The recommendation to self-quarantine for 14 days would be the same regardless of a person’s test result, he added.

“I think what’s getting lost is that sometimes people don’t realize that all significant exposures are to self-quarantine,” Adalja said.

Adalja says states and local health authorities must develop their own testing policies regarding significant exposures.

“If their own analysis of the situation is they want to continue to aggressively test significant exposures in a contact trace investigation, I think they should go ahead and do that and not change anything that they’re doing based on this guidance,” Adalja said.

He’s never been for reflexively testing every and anyone who’s potentially been exposed, due to the inevitable need to self-quarantine, but says there is a role for testing people who’ve had a significant exposure.

And if you personally want to get tested, it’s up to you.

If you know you’ve been exposed to someone with COVID-19, talk to your doctor or local health official.

“It doesn’t hurt them to get tested if they think they [had] significant exposure or for whatever reason that they want to be tested,” Adalja said.

Already the governors of New York and California said they would not follow the new CDC guidelines.

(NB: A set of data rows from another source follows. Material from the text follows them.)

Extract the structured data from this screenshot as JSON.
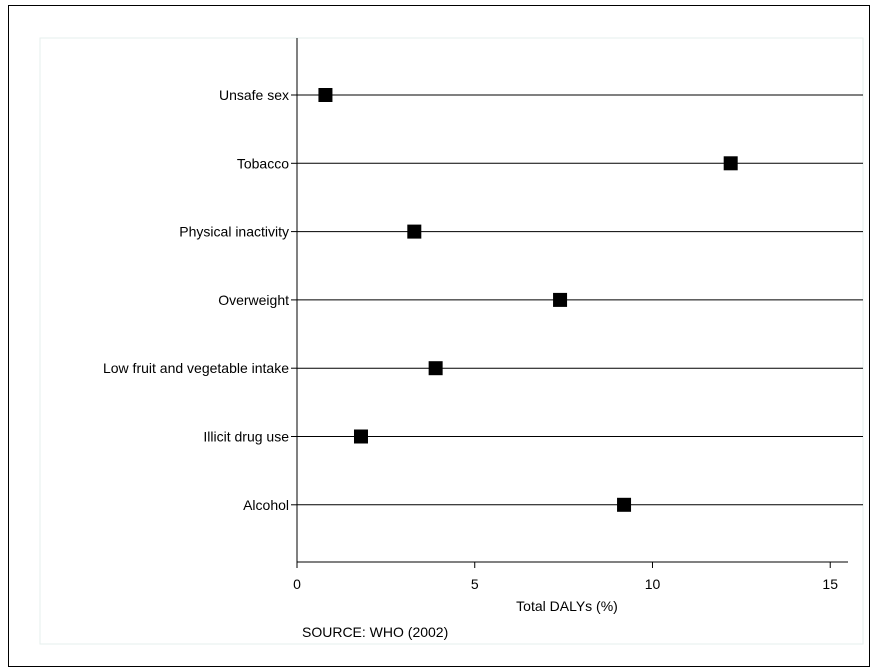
{
  "chart_data": {
    "type": "scatter",
    "categories": [
      "Unsafe sex",
      "Tobacco",
      "Physical inactivity",
      "Overweight",
      "Low fruit and vegetable intake",
      "Illicit drug use",
      "Alcohol"
    ],
    "values": [
      0.8,
      12.2,
      3.3,
      7.4,
      3.9,
      1.8,
      9.2
    ],
    "xlabel": "Total DALYs (%)",
    "ylabel": "",
    "xlim": [
      0,
      15.5
    ],
    "xticks": [
      "0",
      "5",
      "10",
      "15"
    ],
    "note": "SOURCE: WHO (2002)",
    "grid": "horizontal lines at each category",
    "marker": "square",
    "marker_color": "#000000",
    "plot_bg_color": "#ffffff",
    "panel_border_color": "#e6efec"
  }
}
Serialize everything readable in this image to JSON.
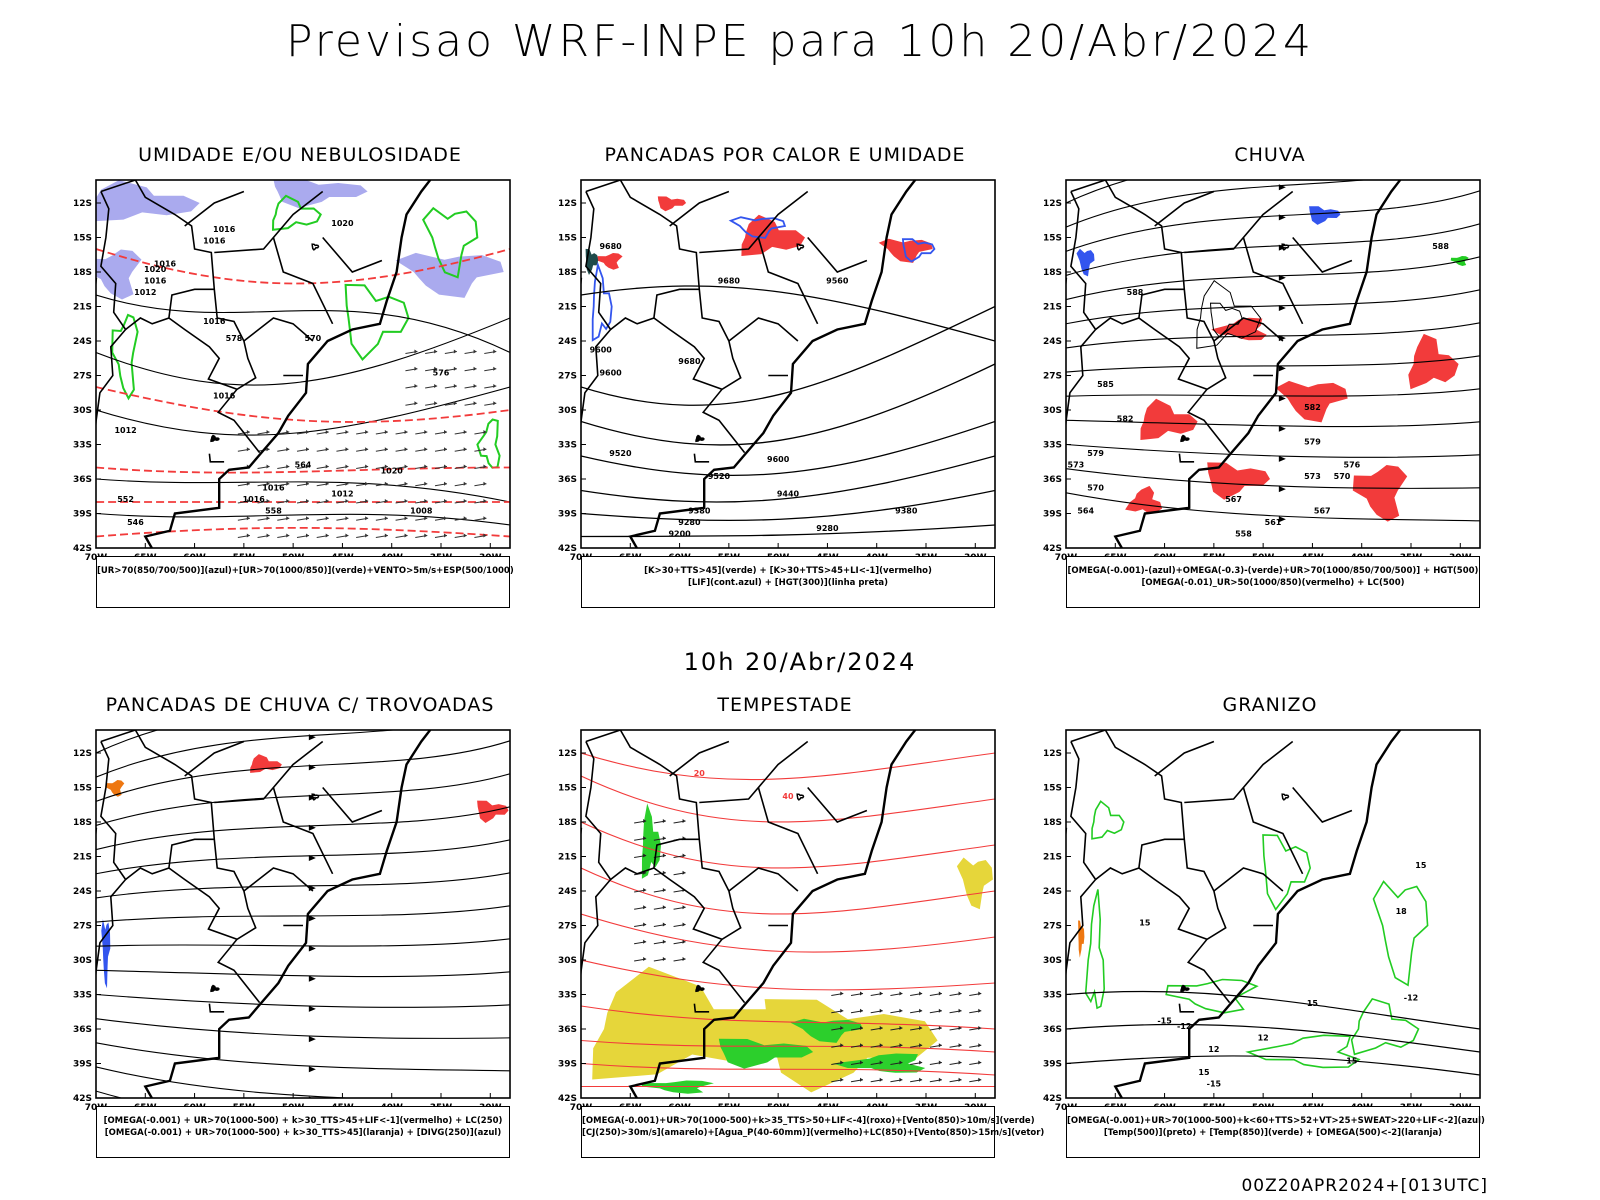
{
  "header": {
    "title": "Previsao WRF-INPE  para 10h 20/Abr/2024"
  },
  "mid_title": "10h 20/Abr/2024",
  "footer": "00Z20APR2024+[013UTC]",
  "axes": {
    "lat_ticks": [
      "12S",
      "15S",
      "18S",
      "21S",
      "24S",
      "27S",
      "30S",
      "33S",
      "36S",
      "39S",
      "42S"
    ],
    "lon_ticks": [
      "70W",
      "65W",
      "60W",
      "55W",
      "50W",
      "45W",
      "40W",
      "35W",
      "30W"
    ]
  },
  "colors": {
    "red": "#f23b3b",
    "blue": "#3355ee",
    "green": "#22cc22",
    "lavender": "#aaaaee",
    "yellow": "#e6d63a",
    "orange": "#ee7711",
    "teal": "#1f4a4a"
  },
  "panels": [
    {
      "id": "umidade",
      "title": "UMIDADE E/OU NEBULOSIDADE",
      "legend": [
        "[UR>70(850/700/500)](azul)+[UR>70(1000/850)](verde)+VENTO>5m/s+ESP(500/1000)"
      ],
      "labels": [
        "1016",
        "1016",
        "1016",
        "1020",
        "1016",
        "1012",
        "1016",
        "1016",
        "1012",
        "1020",
        "1016",
        "1016",
        "1012",
        "1020",
        "1008",
        "576",
        "578",
        "570",
        "564",
        "558",
        "552",
        "546"
      ]
    },
    {
      "id": "pancadas-calor",
      "title": "PANCADAS POR CALOR E UMIDADE",
      "legend": [
        "[K>30+TTS>45](verde) + [K>30+TTS>45+LI<-1](vermelho)",
        "[LIF](cont.azul) + [HGT(300)](linha preta)"
      ],
      "labels": [
        "9680",
        "9680",
        "9600",
        "9600",
        "9680",
        "9560",
        "9600",
        "9520",
        "9520",
        "9440",
        "9380",
        "9380",
        "9280",
        "9280",
        "9200"
      ]
    },
    {
      "id": "chuva",
      "title": "CHUVA",
      "legend": [
        "[OMEGA(-0.001)-(azul)+OMEGA(-0.3)-(verde)+UR>70(1000/850/700/500)] + HGT(500)",
        "[OMEGA(-0.01)_UR>50(1000/850)(vermelho) + LC(500)"
      ],
      "labels": [
        "588",
        "588",
        "585",
        "582",
        "582",
        "579",
        "579",
        "576",
        "573",
        "573",
        "570",
        "570",
        "567",
        "567",
        "564",
        "561",
        "558"
      ]
    },
    {
      "id": "pancadas-trovoadas",
      "title": "PANCADAS DE CHUVA C/ TROVOADAS",
      "legend": [
        "[OMEGA(-0.001) + UR>70(1000-500) + k>30_TTS>45+LIF<-1](vermelho) + LC(250)",
        "[OMEGA(-0.001) + UR>70(1000-500) + k>30_TTS>45](laranja) + [DIVG(250)](azul)"
      ],
      "labels": []
    },
    {
      "id": "tempestade",
      "title": "TEMPESTADE",
      "legend": [
        "[OMEGA(-0.001)+UR>70(1000-500)+k>35_TTS>50+LIF<-4](roxo)+[Vento(850)>10m/s](verde)",
        "[CJ(250)>30m/s](amarelo)+[Agua_P(40-60mm)](vermelho)+LC(850)+[Vento(850)>15m/s](vetor)"
      ],
      "labels": [
        "20",
        "40"
      ]
    },
    {
      "id": "granizo",
      "title": "GRANIZO",
      "legend": [
        "[OMEGA(-0.001)+UR>70(1000-500)+k<60+TTS>52+VT>25+SWEAT>220+LIF<-2](azul)",
        "[Temp(500)](preto) + [Temp(850)](verde) + [OMEGA(500)<-2](laranja)"
      ],
      "labels": [
        "-12",
        "-12",
        "-15",
        "-15",
        "15",
        "15",
        "12",
        "15",
        "18",
        "15",
        "12",
        "15"
      ]
    }
  ]
}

“We are influenced by experts in the field who feel different,” California Governor Gavin Newsom said at a press conference today. “That is not the policy guideline that we will adopt in the state of California.”

New York Governor Andrew Cuomo called the guidelines “indefensible,” according to CNBC.

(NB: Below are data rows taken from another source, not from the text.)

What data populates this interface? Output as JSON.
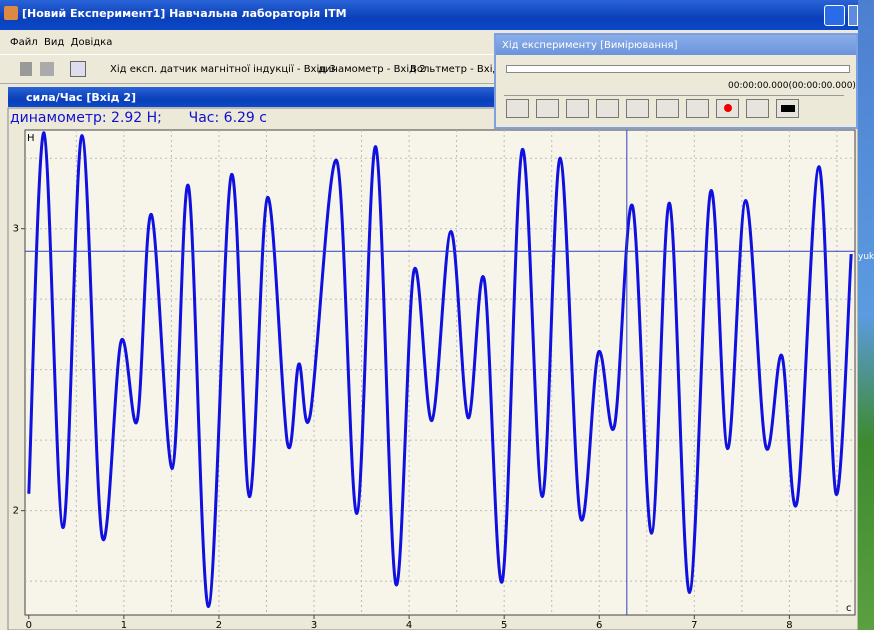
{
  "window": {
    "title": "[Новий Експеримент1]  Навчальна лабораторія ІТМ"
  },
  "menu": [
    "Файл",
    "Вид",
    "Довідка"
  ],
  "toolbar": [
    "Хід експ.",
    "датчик магнітної індукції - Вхід 3",
    "динамометр - Вхід 2",
    "Вольтметр - Вхід"
  ],
  "subwindow": {
    "title": "сила/Час [Вхід 2]"
  },
  "readout": {
    "force": {
      "label": "динамометр:",
      "value": 2.92,
      "unit": "Н;"
    },
    "time": {
      "label": "Час:",
      "value": 6.29,
      "unit": "с"
    }
  },
  "progress": {
    "title": "Хід експерименту [Вимірювання]",
    "time": "00:00:00.000(00:00:00.000)"
  },
  "desktop": {
    "label": "yuk"
  },
  "chart": {
    "type": "line",
    "y_unit": "Н",
    "x_unit": "с",
    "color": "#1010e0",
    "x": [
      0,
      0.16,
      0.36,
      0.56,
      0.77,
      0.97,
      1.14,
      1.29,
      1.51,
      1.68,
      1.89,
      2.13,
      2.32,
      2.51,
      2.72,
      2.84,
      2.96,
      3.24,
      3.45,
      3.65,
      3.86,
      4.05,
      4.24,
      4.44,
      4.62,
      4.79,
      4.98,
      5.19,
      5.4,
      5.59,
      5.8,
      5.99,
      6.16,
      6.35,
      6.55,
      6.74,
      6.95,
      7.17,
      7.35,
      7.54,
      7.75,
      7.92,
      8.08,
      8.31,
      8.49,
      8.65
    ],
    "values": [
      2.06,
      3.34,
      1.94,
      3.33,
      1.91,
      2.6,
      2.32,
      3.05,
      2.15,
      3.15,
      1.66,
      3.19,
      2.05,
      3.11,
      2.24,
      2.52,
      2.34,
      3.24,
      1.99,
      3.29,
      1.74,
      2.85,
      2.32,
      2.99,
      2.33,
      2.82,
      1.75,
      3.28,
      2.05,
      3.25,
      1.98,
      2.56,
      2.3,
      3.08,
      1.92,
      3.09,
      1.71,
      3.13,
      2.22,
      3.1,
      2.23,
      2.55,
      2.03,
      3.22,
      2.06,
      2.91
    ],
    "xlim": [
      -0.04,
      8.69
    ],
    "ylim": [
      1.63,
      3.35
    ],
    "xticks": [
      0,
      1,
      2,
      3,
      4,
      5,
      6,
      7,
      8
    ],
    "yticks": [
      2,
      3
    ],
    "xgrid": [
      0.5,
      1,
      1.5,
      2,
      2.5,
      3,
      3.5,
      4,
      4.5,
      5,
      5.5,
      6,
      6.5,
      7,
      7.5,
      8,
      8.5
    ],
    "ygrid": [
      1.75,
      2,
      2.25,
      2.5,
      2.75,
      3,
      3.25
    ]
  }
}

“We’re not going to follow the CDC guidance. I consider it political propaganda. I would caution private companies against following the CDC guidance. I think it is wholly indefensible on its face. I think it is inherently self-contradictory. It is the exact opposite of what the CDC has been saying,” Cuomo said on a conference call with reporters, according to CNBC. “So either the CDC is schizophrenic or they are admitting error in their first position or this is just political dictations.”

The Centers for Disease Control and Prevention (CDC) is now advising that most people who’ve been exposed to COVID-19 but don’t have symptoms may not need to be tested.

Previously, the CDC recommended that anyone who’d recently had a known exposure ought to be tested. Health experts are puzzled by the change, and suggest that states develop their own testing protocols.